4. La plus outrageusement chère : la banane de Maurizio Cattelan
La dernière polémique de l’art contemporain remonte à seulement quelques jours. Son contexte ? La foire Art Basel à Miami. Ses acteurs ? L’artiste Maurizio Cattelan et son galeriste Emmanuel Perrotin. Son objet ? Une banane. Fixé au mur du stand de la galerie par un scotch argenté, ce fruit des plus banals y est vendu en qualité d’œuvre d’art, et ne tarde pas à être acheté par une collectionneuse française pour la coquette somme de 120 000 dollars. Il n’en fallait pas plus pour mettre le feu aux poudres : l’opinion publique s’insurge contre l’aberration du marché de l’art, alors que la banane suscite un tel engouement à la foire qu’elle conduit même le galeriste à la retirer de son stand le dernier jour. Coutumier d’un art de la provocation, l’Italien Maurizio Cattelan a, pour cette œuvre, l’idée des plus tautologiques de représenter le sujet par l’objet même. Il se rend alors dans un supermarché de Miami pour acheter une banane, puis baptise sa nouvelle création Comedian : difficile de ne pas y voir derrière une illustration du théâtre de l’art contemporain, aussi fascinant que controversé, dans lequel l’artiste de 59 ans maintient une position ambiguë. Devenant l’œuvre la plus commentée d’Art Basel Miami, la banane possède même son propre compte Instagram où elle compte désormais plus de 16 000 abonnés. Encore disponible à la vente, son troisième exemplaire est désormais estimé à minimum 150 000 dollars, résultat d’un buzz des plus fructueux.

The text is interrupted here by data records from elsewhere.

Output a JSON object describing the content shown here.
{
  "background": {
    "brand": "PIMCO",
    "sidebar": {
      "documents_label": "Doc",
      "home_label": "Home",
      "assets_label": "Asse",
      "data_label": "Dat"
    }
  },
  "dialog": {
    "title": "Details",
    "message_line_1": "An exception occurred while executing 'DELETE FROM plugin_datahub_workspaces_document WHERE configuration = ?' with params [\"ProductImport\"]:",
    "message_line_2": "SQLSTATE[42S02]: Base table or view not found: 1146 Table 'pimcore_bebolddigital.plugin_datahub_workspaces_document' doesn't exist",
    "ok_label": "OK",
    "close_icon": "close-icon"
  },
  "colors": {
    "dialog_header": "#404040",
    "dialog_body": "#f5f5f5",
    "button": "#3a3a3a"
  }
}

5. La plus “greenwashing” : les glaçons d’Olafur Eliasson
Connu pour ses installations qui interrogent le rapport de l’Homme à l’environnement, tout en sensibilisant sur les ressources précieuses offertes par la nature, l’artiste islando-danois Olafur Eliasson imagine en 2014 une œuvre coup de poing : des blocs de glace déplacés depuis le Groenland pour être disposés en plein cœur de Copenhague, Paris, puis Londres, condamnés à fondre devant les passants, invités à les toucher et à tourner autour. À première vue, l’installation Ice Watch ne fait aucun mystère sur son engagement, en confrontant directement le public aux conséquences délétères des actions de l’être humain sur la nature. Mais afin de créer ces œuvres éphémères, plus de 100 tonnes de glace ont été extraites des icebergs, puis acheminées par voie aérienne jusqu'aux trois destinations. La production de l’œuvre se heurte alors à un éminent paradoxe : créer et exposer de l’art aujourd’hui n’est-il pas fondamentalement incompatible avec la prise de conscience écologique liée aux constats alarmants sur l’avenir de notre planète? Une question dont artistes, commissaires et musées devront tenir compte en imaginant de nouvelles manières d’y répondre à l’orée de cette nouvelle décennie du XXIe siècle.